Research Seminar Series Archive

  • Jenna Hartel | Pictorial Metaphors for Information
    4/26/16
    The iSquare Research Program is an arts-informed, visual study in which people answer the question “What is information?” in the form of a compact line drawing, coined an “iSquare” (Hartel, 2014). Since 2011, more than 2,000 iSquares have been collected from diverse academic disciplines and from around the world. In this presentation, Dr. Jenna Hartel will provide an overview of the iSquare project and report recent insights into the pictorial metaphors associated with information.
  • Noa Aharony | Students’ Reading Preferences: An Exploratory Study
    3/23/16
    The e-book reader revolution is already here. The questions we asked ourselves were: What are the reading preferences of Information Science students of the second decade of the 21st century? How do different variables, such as relative advantage, comprehension, and learning strategies, affect students’ reading preferences? The research was conducted in Israel during the first semester of the 2015 academic year and encompassed 177 LIS students in an Information Science Department in Israel.
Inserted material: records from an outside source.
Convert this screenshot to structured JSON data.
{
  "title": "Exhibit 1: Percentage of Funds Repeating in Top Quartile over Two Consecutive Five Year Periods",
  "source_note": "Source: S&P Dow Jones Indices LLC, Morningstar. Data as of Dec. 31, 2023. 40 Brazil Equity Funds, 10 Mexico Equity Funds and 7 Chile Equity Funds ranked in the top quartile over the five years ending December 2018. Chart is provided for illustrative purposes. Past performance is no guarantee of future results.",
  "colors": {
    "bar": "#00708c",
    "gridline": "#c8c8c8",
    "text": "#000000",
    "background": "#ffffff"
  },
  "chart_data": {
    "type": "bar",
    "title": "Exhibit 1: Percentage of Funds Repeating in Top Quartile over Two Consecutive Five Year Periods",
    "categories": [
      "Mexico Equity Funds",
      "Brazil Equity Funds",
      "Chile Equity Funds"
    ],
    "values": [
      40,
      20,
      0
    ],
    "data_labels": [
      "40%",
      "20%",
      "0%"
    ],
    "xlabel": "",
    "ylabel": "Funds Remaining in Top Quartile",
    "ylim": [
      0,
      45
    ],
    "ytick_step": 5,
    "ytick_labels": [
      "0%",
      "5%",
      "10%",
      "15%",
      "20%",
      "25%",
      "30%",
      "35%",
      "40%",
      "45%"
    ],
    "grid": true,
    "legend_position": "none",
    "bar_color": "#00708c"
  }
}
  • Marie Radford | I’ve Already Googled It and I Can’t Understand It: User’s Perceptions of Virtual Reference and Social Q and A
    3/3/16
    This presentation features results from the Cyber Synergy: Seeking Sustainability through Collaboration between Virtual Reference and Social Q&A Sites project funded by IMLS which investigated the possibility of new models to enable Virtual Reference Services (VRS) to remain viable despite today's tight budgets and increased need to share resources, improve referrals, and broaden collaboration.
  • Heather L. O’Brien | Evaluating Concepts, Evaluating Measures: The Case of User Engagement and the User Engagement Scale
    11/11/15
    Various methodological approaches are utilized in user engagement research, including self-report methods (e.g., questionnaires, verbal elicitations), neurophysiological methods (e.g., eye tracking, facial expressions), and observational methods of user behavior (e.g., mouse clicks, navigation patterns). Yet, seldom do we evaluate the methods and measures themselves. This talk will draw upon the User Engagement Scale (UES), a self-report measure developed by O’Brien, to focus on two intersecting and fundamental challenges: 1) How do we operationalize and measure multi-dimensional, complex, subjective concepts such as user engagement? and 2) How do we evaluate the robustness of such measures?
  • Archie Dick | Librarians and Readers in South Africa’s Liberation Struggle
    9/21/15
    It is more challenging to uncover how and why people read than what they read, or when and where they read. Times of political crisis and social change are productive contexts for examining these elusive features of reading, and South Africa during the apartheid era is a useful locale for investigating these features. In this paper, I analyse the roles of professional and non-professional librarians who sourced, circulated, hid and sometimes helped to produce banned reading materials, and who used their libraries as ‘safe’ spaces for readers to debate liberation strategies. I also explain how readers used these materials in clandestine reading networks. I conclude with a critical reflection on the range of methods I used to tell the stories of ordinary South Africans who confronted an authoritarian and racist regime.
  • Mary F. Cavanagh | That Twitter Thing: Meaning and Method behind Micro-Blogging in Public Libraries
    4/28/15
    Engagement and participation are key concepts framing a large part of the social media discourse across many research domains (Lutz, Hoffmann and Meckel 2014). As quasi-government agencies public libraries increasingly value Twitter as it provides a freely accessible, low-cost structure for improved engagement, relationship-building and communication with a wide spectrum of library followers. The Social-biblio.ca project, initiated in 2012, contributes to this work from the perspective of the public library organization.
  • Tayo Nagasawa | Building Collaboration between Faculty Members and Librarians in University Education
    2/24/15
    As part of the recent massive educational reform, colleges and universities have been training students as active and lifelong learners, and becoming publicly accountable for their performance. In this context, college and university libraries have also been asked to approach their institutions about how they can contribute to these reforms. Building collaboration between faculty members and librarians is one of the main issues in making these contributions. This presentation will explore librarians’ strategies to promote collaboration with faculty members, and intervening conditions inside libraries, and in the university community, based on qualitative case studies of good practices.